Thursday, February 23, 2006

Challenges of A Ski Trip

For the last 3 years I had organized the yearly BSA ski trip to Blue Mountain resort. This was the first year I had stayed out of it, merely advising Esha on how to go about it. Organizing a ski trip - for brown people - comes with its own set of challenges.

Blue Mountain requires you to submit a master form, which, of all things, requires each member of your group's name, age, weight, height, and shoe size. This is the conversation I have had with one girl the first time I was the organizer.

Girl: Ok, so it'll be me and 2 of my friends.

Me: Good, I will need your age, weight, height and shoe size.


Girl: You will need my what, what, what and what?

Me [thinking she had bad hearing]: Age, weig-


It soon dawned on me that some girls really have a problem about disclosing their weight, shoe size and height to a guy they hardly know.

The resort is 2 hours north of Toronto, and we need a certain number - 20 - for the group discount. Skiing and brown people are usually foreign to each other, so no matter how rude some people can get, we can't casually dismiss people who could go. So when the above girl called back (eventually, after doing a background check on me I presume), I took down her information (given rather reluctantly with plenty of suggestions as to what we really do with the information).

Second year, I was bit smarter. Another girl.

Girl: Ok, so it'll be me, my boyfriend, and his sister.

Me: Good, I will need everyone's age, weight, height and shoe size.


Girl [in a strict tone]: Why?

Me [unsuccessfully trying to use some big words]: It's a required information I have to solicit for the master resort rental form.

Girl: Are you sure you need this information?

[pause as I digest her bluntness]

Me: Yes, if you want I can email you the rental form.

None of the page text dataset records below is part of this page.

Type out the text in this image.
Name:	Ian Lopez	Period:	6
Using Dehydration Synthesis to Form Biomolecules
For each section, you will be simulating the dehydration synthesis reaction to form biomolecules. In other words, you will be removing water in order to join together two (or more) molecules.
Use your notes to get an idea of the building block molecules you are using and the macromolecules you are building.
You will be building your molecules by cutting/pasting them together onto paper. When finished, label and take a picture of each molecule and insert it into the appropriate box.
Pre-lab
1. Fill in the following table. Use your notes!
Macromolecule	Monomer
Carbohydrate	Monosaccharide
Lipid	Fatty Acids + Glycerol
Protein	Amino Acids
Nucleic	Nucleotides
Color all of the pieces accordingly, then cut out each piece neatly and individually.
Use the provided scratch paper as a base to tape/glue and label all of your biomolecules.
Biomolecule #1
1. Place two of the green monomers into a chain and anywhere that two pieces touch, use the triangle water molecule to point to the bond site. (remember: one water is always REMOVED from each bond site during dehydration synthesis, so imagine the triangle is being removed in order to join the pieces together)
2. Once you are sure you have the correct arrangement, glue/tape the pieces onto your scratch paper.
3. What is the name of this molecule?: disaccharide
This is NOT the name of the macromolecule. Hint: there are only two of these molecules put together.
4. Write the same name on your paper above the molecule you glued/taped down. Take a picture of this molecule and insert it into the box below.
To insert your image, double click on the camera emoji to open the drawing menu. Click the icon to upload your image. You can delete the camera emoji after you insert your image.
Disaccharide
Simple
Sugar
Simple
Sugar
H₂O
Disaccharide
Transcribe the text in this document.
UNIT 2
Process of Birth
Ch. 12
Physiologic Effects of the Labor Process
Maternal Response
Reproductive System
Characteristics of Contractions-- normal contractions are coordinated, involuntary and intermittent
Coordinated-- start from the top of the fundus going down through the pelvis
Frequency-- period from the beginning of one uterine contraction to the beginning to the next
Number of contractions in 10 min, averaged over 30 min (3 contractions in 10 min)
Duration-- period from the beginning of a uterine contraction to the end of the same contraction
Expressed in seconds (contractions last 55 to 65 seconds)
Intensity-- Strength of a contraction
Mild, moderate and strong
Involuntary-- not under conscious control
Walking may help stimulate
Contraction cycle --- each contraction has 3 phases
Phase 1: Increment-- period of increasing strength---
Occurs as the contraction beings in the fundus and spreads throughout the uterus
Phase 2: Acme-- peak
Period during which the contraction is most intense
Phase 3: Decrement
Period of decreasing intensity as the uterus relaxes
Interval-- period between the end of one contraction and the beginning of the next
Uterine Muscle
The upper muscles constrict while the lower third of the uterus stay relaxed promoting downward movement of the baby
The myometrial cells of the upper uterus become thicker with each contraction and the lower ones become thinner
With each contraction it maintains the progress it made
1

Girl: So now you want my MSN email as well.

Me [panicking]: Well, how else should you receive more information on the trip? Unless you give me your telephone number -


This was not going well. She didn't call back.

By third year things were better, as people knew the drill by now. This year, since it was Esha who did all the information soliciting, I don't think she had any trouble.

Then ofcourse, there remains the challenge of getting Bengali people to show up at 6 am in the morning ...



Em said...

HAHAHA... another classic Mezba post. Keep it up :)

Anonymous said...

hahaha mez...a truly remarkable post... the second one was hilarious...that girl has potential to be a desi lawyer... :)

If you had asked a blonde, then she would have given you her date of birth, her phone number and all other vital info as well... :)

- Behbood

Anonymous said...

Well.... I don't know why would anyone ask for height, weight and age?? I think the white girls whom you guys may think a lot more understanding would walk away, too!
I would like to know the details about *why * you had to ask for height and weight. Even though our driver's license has them, I still would not feel comfortable sharing those info. I am just surprised because skiing here (US, at least in the west!) wouldn't make me share those info.

I wouldn't have any probelm with giving out phone number, email... those are simple stuff!

~just a desi (?) girl's opinion!

mezba said...

It's not just desi girls, girls as a whole :-) BSA ski trips always had lots of our non-Bengali friends joining in as well.

When we reserve rental equipment (skis, boots, poles, snowboards) for our group, we need to let Blue Mountain known in advance what equipment to reserve, so it's available for us when we get there.

Shoe sizes to reserve the proper boots, height and weight to reserve the proper skis (taller you are, the longer the skis are), age I guess to ensure you are legally able to sign the liability waiver form.

Anonymous said...

here is some suggestions, from a person who is not really familiar with this kind of stuff, however, reasonably familiar with "skiing and snowboarding". At the risk of sounding too officious. here I begin.

Just start doing an internet registration form so that people wouldn't feel that their personal privacy is being violated. Should you do that telephone or in person registration, instead of asking for exact age, group them in different age-groups. So you can say "18-25", under 18, so on and so forth. For the height thing, you can also just have like a range of height, but I can imagine that some folks still may not be comfortable sharing that. Because they would have to come and see for themselves for the "right" length of their ski,all you 'd need is an approximate idea about how tall they are. Someone is aroudn 6 ft, you know what type of ski they should have in reserve for them. I still don't know why we'd need weight. Maybe I am missing something or just didn't run into any problem for weight and skiing.
Shoe size is not bad to ask! Although, often times I found that ski boots are different and they are not necessarily the same size as our regular shoes. But then again, you'd need just an idea about that.
But, if not anything, don't ask exact age. I don't know about men, but women are very sensitive about this. And as they get older... oh GOD!

Shabina said...

i still find it strange that the info has to be provided in the first place. i guess the americans could learn a thing or two about homeland security from y'all... :)

NAB said...

That was hilarious...! I think the bigger problem might be girls who *tweak* their measurements ever so slightly. =)

Isheeta said...

this was toooooo funny, this is exactly what happens with desis and ski trips!